«Drugs kept me alive» de Jan Fabre au Théâtre La Chapelle : mort et survie avec Antony Rezzi.

Catégories

Image

Première hier soir au Théâtre La Chapelle de "Drugs kept me alive", pièce écrite par le très controversé mais tout autant génial Jan Fabre, artiste flamand le plus avant-gardiste et protéiforme de sa génération.

Des flacons de médicaments comme cadre de scène et seul espace de vie – ou de mort – pour Antony Rezzi. Dansant ou improvisant des mouvements, le performeur, affublé d’un bonnet tel un savant fou, déclame un monologue rythmé par l’ingurgitation orgiaque de médicaments : LSD, viagra, speed, ecstasy, poppers, GHB, cocaïne, kétamine…

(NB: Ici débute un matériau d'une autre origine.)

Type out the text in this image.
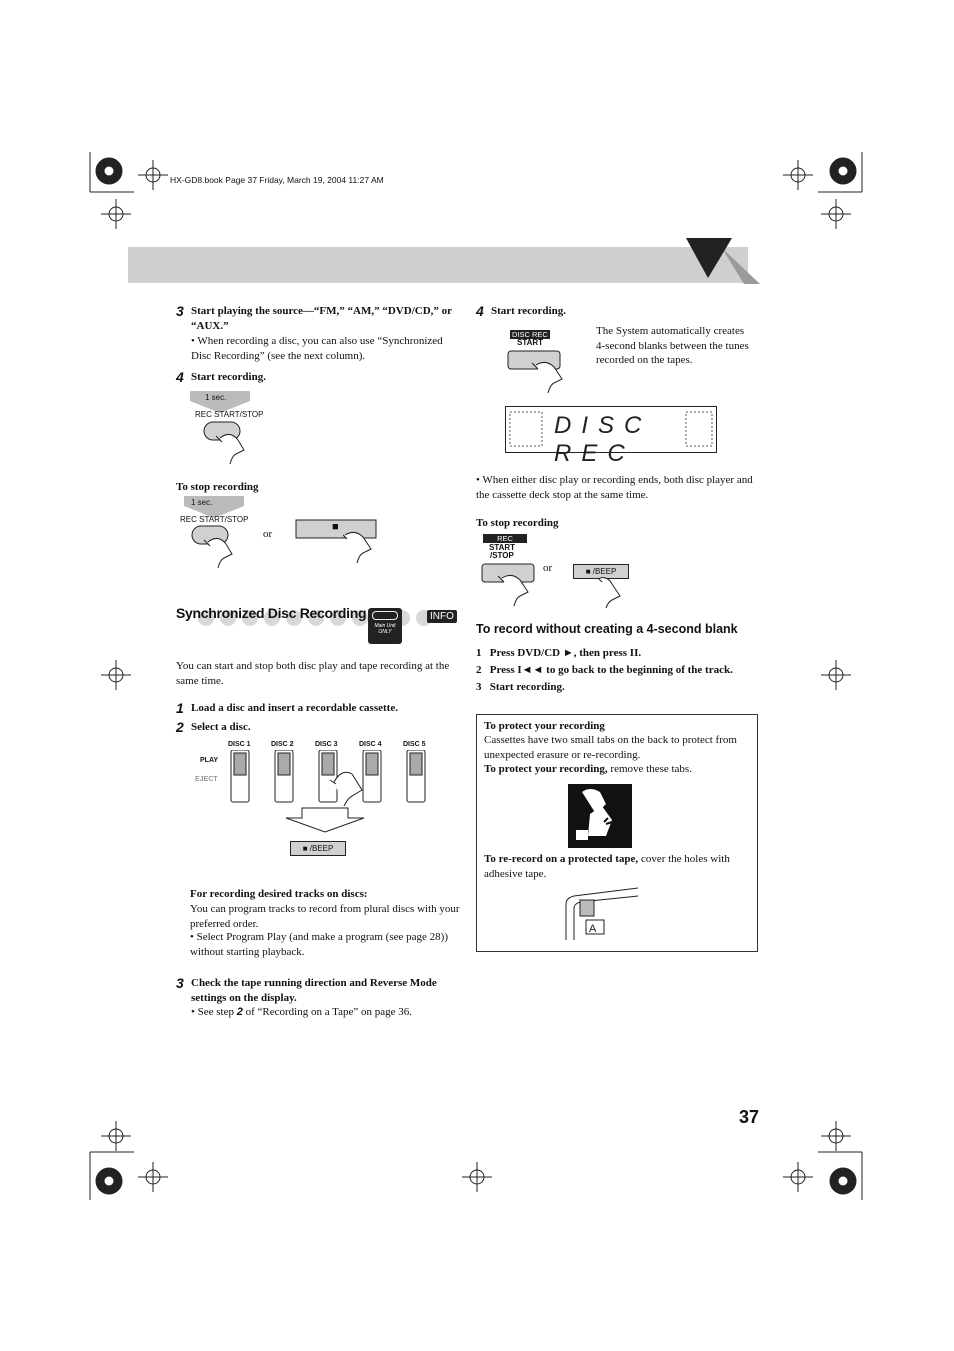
HX-GD8.book Page 37 Friday, March 19, 2004 11:27 AM
3 Start playing the source—“FM,” “AM,” “DVD/CD,” or “AUX.”
• When recording a disc, you can also use “Synchronized Disc Recording” (see the next column).
4 Start recording.
1 sec.
REC START/STOP
To stop recording
1 sec.
REC START/STOP
or
■
Synchronized Disc Recording
Main Unit ONLY
INFO
You can start and stop both disc play and tape recording at the same time.
1 Load a disc and insert a recordable cassette.
2 Select a disc.
DISC 1	DISC 2	DISC 3	DISC 4	DISC 5
PLAY
EJECT
■ /BEEP
For recording desired tracks on discs:
You can program tracks to record from plural discs with your preferred order.
• Select Program Play (and make a program (see page 28)) without starting playback.
3 Check the tape running direction and Reverse Mode settings on the display.
• See step 2 of “Recording on a Tape” on page 36.
4 Start recording.
DISC REC
START
The System automatically creates 4-second blanks between the tunes recorded on the tapes.
DISC REC
• When either disc play or recording ends, both disc player and the cassette deck stop at the same time.
To stop recording
REC
START
/STOP
or	■ /BEEP
To record without creating a 4-second blank
1   Press DVD/CD ►, then press II.
2   Press I◄◄ to go back to the beginning of the track.
3   Start recording.
To protect your recording
Cassettes have two small tabs on the back to protect from unexpected erasure or re-recording.
To protect your recording, remove these tabs.
To re-record on a protected tape, cover the holes with adhesive tape.
A
37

A la lisière de la vie, le corps épris, il joue, essaie tout, chaque drogue devenant sa meilleure complice. Des drogues sources d’inventions, de créations mais aussi de douleurs. Tel une pharmacie ambulante, dans un état d’ivresse permanent, l‘artiste repousse les limites de son corps en frôlant sans cesse avec la mort.

Toutefois, il y a ces bulles de savon. Comme autant de bulles d’oxygène qui le protègeraient contre la mort, ou meilleur moyen d’occulter la réalité, Antony Rezzi souffle des bulles de savon. Des petites, des grandes. Il s’en amuse. Mais leur fragilité intrinsèque peut les faire éclater à tout moment. D’où la nécessité de vivre au jour le jour, de profiter de l’instant présent ?

Les yeux rivés sur le performeur, le spectateur devient presque envoûté, fasciné par tant d’exhibition, tant d’excès dégagés. Jan Fabre jouerait-il avec nos fantasmes les plus enfouis ? Ferait-il de nous des voyeurs, curieux de voir jusqu’où la prise de ces drogues peut emmener le performeur ? Il aborde autant de thèmes - drogue, sexe, extase, mort, violence ou désespoir - qui nous entrainent dans les tréfonds de la conscience humaine. Avec cette idée que, finalement, l’homme ne serait qu’une bulle de savon.

Une œuvre très physique, déstabilisante, tout autant dramatique qu’humoristique, taillée sur mesure pour Antony Rezzi, à voir au Théâtre La Chapelle.